An area for future research is the creation of mathematical models to describe the
process and predict the dynamical behavior of genes, mRNAs, miRNAs, proteins, and
metabolites in the disease process. Both approximate and rigorous modeling could be
helpful in generalizing and predicting results. Qualitative applied mathematical methods
are generally limited to three nonlinear differential equations, which are insufficient
to characterize these complex systems; global sensitivity analysis, switching from
mathematical to numerical analysis, should be more effective (S Schnell, personal
communication; e.g. Chen et al, 2009). Determination of the kinetic parameters governing
each step in prion activation and progression of disease would promote modeling of
temporal and spatial dynamics (Kholodenko, 2006), whereas biochemical pathways can
be reconstructed using mass action time series data from perturbed systems (Srividhya
et al, 2007). The resulting networks can be queried for alignment, integration, and
evolution (Sharon and Ideker, 2006). In this regard, tools such as those hosted at
The National Center for Integrative Biomedical Informatics (http://ncibi.org) will
be quite useful. In sum, the Hwang et al data set provides a valuable resource to
apply such approaches in mammalian systems.

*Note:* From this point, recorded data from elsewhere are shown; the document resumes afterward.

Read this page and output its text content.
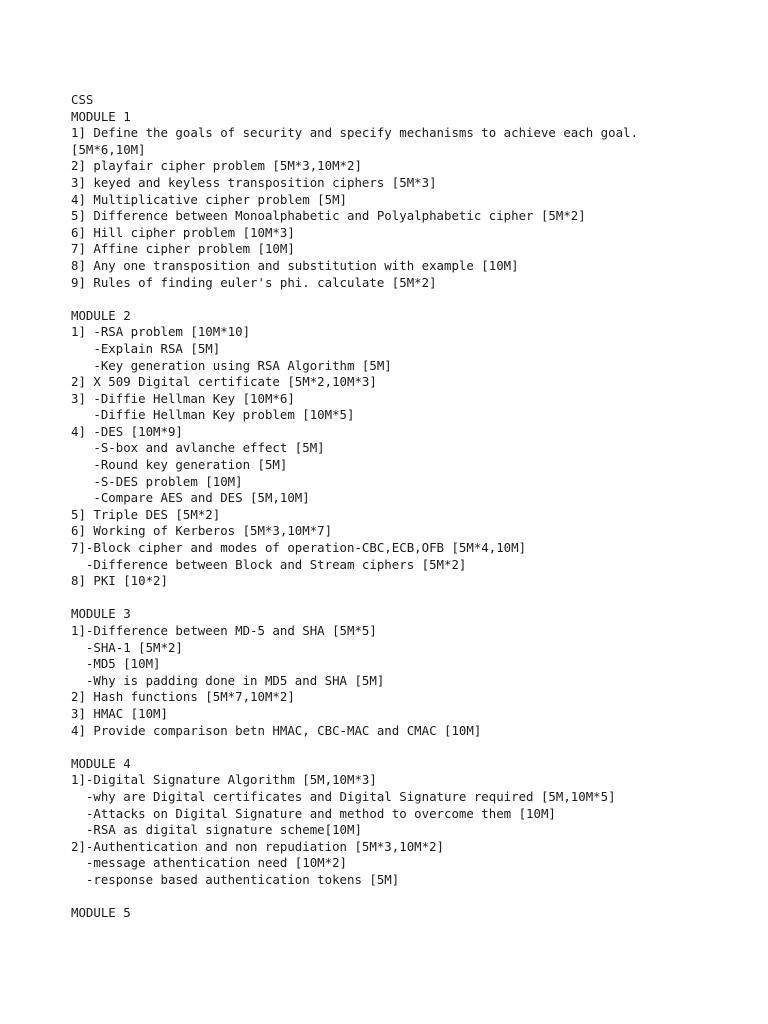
CSS
MODULE 1
1] Define the goals of security and specify mechanisms to achieve each goal.
[5M*6,10M]
2] playfair cipher problem [5M*3,10M*2]
3] keyed and keyless transposition ciphers [5M*3]
4] Multiplicative cipher problem [5M]
5] Difference between Monoalphabetic and Polyalphabetic cipher [5M*2]
6] Hill cipher problem [10M*3]
7] Affine cipher problem [10M]
8] Any one transposition and substitution with example [10M]
9] Rules of finding euler's phi. calculate [5M*2]
MODULE 2
1] -RSA problem [10M*10]
-Explain RSA [5M]
-Key generation using RSA Algorithm [5M]
2] X 509 Digital certificate [5M*2,10M*3]
3] -Diffie Hellman Key [10M*6]
-Diffie Hellman Key problem [10M*5]
4] -DES [10M*9]
-S-box and avlanche effect [5M]
-Round key generation [5M]
-S-DES problem [10M]
-Compare AES and DES [5M,10M]
5] Triple DES [5M*2]
6] Working of Kerberos [5M*3,10M*7]
7]-Block cipher and modes of operation-CBC,ECB,OFB [5M*4,10M]
-Difference between Block and Stream ciphers [5M*2]
8] PKI [10*2]
MODULE 3
1]-Difference between MD-5 and SHA [5M*5]
-SHA-1 [5M*2]
-MD5 [10M]
-Why is padding done in MD5 and SHA [5M]
2] Hash functions [5M*7,10M*2]
3] HMAC [10M]
4] Provide comparison betn HMAC, CBC-MAC and CMAC [10M]
MODULE 4
1]-Digital Signature Algorithm [5M,10M*3]
-why are Digital certificates and Digital Signature required [5M,10M*5]
-Attacks on Digital Signature and method to overcome them [10M]
-RSA as digital signature scheme[10M]
2]-Authentication and non repudiation [5M*3,10M*2]
-message athentication need [10M*2]
-response based authentication tokens [5M]
MODULE 5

Future prion disease research will generate molecular explanations at the level of
3D structures, chemical modifications, and patterns of misfolding for the distinct
strains of infectious prions with differences in sites of infection in the brain,
duration of incubation, and other properties governing interactions with the host.
At the practical level, brain-specific plasma markers for the core processes discovered
here could become assays for testing asymptomatic cattle and people for prion infections.